RTX 3060 Ether mining accidentally unlocked by Nvidia’s own update

Nvidia’s own software update inadvertently removed the RTX 3060’s Ether-mining hash rate limiter.

A software update released by Nvidia inadvertently bypassed the Ether (ETH) mining block the firm placed on its own GeForce RTX 3060 graphics card.

A spokesperson for Nvidia confirmed on Tuesday that the latest 470.05 driver update was mistakenly released with code intended for use only by Nvidia developers, which allowed for the removal of the hash rate limiter.

“A developer driver inadvertently included code used for internal development which removes the hash rate limiter on RTX 3060 in some configurations,” said an Nvidia spokesperson, as reported by The Verge.

In February, Nvidia decided to intentionally hamper the Ether-mining effectiveness of its RTX 3060 series graphics cards to prevent a demand-induced shortage caused by crypto miners. A three-way handshake between the hardware, the software and the computer firmware was supposed to ensure the card recognized when it was being used to mine Ether, and cut its computational power in half, from 50 MH/s to 25 MH/s.
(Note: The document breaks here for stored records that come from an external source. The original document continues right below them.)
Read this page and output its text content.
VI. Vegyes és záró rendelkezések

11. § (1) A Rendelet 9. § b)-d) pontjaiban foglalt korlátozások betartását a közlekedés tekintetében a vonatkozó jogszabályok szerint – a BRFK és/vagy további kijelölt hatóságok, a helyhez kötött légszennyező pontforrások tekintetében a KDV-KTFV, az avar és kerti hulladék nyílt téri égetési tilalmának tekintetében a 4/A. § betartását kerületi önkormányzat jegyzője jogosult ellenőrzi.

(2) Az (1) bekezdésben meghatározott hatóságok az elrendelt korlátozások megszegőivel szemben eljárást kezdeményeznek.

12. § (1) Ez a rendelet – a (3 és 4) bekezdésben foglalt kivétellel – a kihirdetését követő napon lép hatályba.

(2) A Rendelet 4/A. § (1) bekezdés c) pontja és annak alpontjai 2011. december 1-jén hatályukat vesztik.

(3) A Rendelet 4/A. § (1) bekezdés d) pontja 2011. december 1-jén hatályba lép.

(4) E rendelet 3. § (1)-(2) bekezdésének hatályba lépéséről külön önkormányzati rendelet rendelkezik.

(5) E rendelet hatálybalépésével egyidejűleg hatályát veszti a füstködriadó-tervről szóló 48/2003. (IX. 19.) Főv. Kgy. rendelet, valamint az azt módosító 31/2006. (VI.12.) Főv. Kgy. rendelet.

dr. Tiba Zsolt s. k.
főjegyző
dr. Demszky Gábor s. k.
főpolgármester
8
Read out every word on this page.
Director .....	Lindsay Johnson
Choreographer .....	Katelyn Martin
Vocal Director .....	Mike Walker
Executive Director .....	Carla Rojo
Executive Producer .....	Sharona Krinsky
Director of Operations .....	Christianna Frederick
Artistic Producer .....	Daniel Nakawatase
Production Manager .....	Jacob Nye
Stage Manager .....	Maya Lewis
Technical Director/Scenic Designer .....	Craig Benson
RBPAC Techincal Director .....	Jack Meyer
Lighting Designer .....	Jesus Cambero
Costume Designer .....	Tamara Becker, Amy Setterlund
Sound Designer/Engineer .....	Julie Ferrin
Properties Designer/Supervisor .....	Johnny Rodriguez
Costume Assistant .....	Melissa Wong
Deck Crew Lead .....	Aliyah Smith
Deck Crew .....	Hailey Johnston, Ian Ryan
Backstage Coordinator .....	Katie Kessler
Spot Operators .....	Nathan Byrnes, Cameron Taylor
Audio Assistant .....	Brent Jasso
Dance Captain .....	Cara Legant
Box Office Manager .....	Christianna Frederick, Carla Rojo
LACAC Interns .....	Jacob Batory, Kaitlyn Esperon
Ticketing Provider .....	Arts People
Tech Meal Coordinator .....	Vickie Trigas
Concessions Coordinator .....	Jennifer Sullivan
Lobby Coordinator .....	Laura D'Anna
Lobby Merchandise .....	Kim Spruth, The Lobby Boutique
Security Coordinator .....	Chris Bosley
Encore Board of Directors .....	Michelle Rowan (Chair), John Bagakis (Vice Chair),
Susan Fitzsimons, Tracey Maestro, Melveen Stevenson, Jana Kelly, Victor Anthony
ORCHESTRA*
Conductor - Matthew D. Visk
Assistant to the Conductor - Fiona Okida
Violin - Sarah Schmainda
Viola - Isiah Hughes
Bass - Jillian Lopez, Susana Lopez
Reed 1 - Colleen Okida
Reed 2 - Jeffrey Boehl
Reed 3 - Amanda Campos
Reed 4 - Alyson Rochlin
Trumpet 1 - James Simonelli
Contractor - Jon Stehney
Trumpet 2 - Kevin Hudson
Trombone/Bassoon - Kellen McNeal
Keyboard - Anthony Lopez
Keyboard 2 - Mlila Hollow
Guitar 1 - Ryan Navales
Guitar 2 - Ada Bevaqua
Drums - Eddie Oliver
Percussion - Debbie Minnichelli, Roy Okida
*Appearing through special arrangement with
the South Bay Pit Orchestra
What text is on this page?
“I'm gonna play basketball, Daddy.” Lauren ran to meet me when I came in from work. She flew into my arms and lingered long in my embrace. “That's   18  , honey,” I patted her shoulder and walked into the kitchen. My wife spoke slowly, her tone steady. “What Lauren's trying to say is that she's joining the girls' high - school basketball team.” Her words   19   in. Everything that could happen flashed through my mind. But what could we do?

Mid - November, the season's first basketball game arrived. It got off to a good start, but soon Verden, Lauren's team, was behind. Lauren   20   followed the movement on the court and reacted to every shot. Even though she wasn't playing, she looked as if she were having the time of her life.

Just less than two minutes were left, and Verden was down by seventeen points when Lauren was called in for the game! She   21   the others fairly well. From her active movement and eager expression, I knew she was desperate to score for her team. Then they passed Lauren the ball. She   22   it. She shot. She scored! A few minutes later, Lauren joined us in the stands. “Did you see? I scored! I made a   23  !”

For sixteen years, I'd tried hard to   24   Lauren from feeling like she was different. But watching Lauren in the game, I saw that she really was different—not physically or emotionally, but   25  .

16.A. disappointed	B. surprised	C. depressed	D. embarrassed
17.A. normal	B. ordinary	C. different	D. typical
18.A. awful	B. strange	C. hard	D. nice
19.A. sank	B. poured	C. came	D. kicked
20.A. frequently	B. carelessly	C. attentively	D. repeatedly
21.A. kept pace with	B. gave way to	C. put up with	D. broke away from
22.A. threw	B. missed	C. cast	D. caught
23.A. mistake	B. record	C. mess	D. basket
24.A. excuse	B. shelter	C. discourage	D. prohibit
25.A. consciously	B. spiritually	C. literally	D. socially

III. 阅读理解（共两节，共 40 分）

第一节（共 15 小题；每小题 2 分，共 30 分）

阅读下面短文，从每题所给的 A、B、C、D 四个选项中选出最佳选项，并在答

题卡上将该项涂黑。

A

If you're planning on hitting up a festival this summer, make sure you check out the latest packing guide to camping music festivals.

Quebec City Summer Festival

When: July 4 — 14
But the back door which allowed the card’s hash rate limiter to be bypassed came from the software side, and it was released by Nvidia itself. The offending beta update has since been pulled by the software company, but versions of it have already made it out onto the internet.

Elsewhere on March 16, Andreas Schilling of tech website HardwareLuxx tested reports that custom edits to a computer’s BIOS were required to bypass the hash rate limiter. After testing driver 470.05 with a custom and standard BIOS, Schilling confirmed that no special modifications were required and that Nvidia’s driver removed the hash rate limiter itself.

While the news only compounds the misery of gamers waiting to upgrade their graphics cards, the gaffe by Nvidia might not necessarily result in Ether miners eating up the next supply of GPU shipments. According to Hexus.net, the latest reports suggest the affected driver can only unlock one RTX 3060 at a time, rendering it unsuitable for use in large mining-farms, for the time being at least.

Initial rumors suggested a custom modification had bypassed the RTX 3060’s hash rate limiter on March 10, allowing it to mine Ether at full capacity. It was later revealed that the mod had not enabled the card to mine Ether specifically, but had been rigged to enable the mining of another GPU-mineable cryptocurrency, Ravencoin (RVN).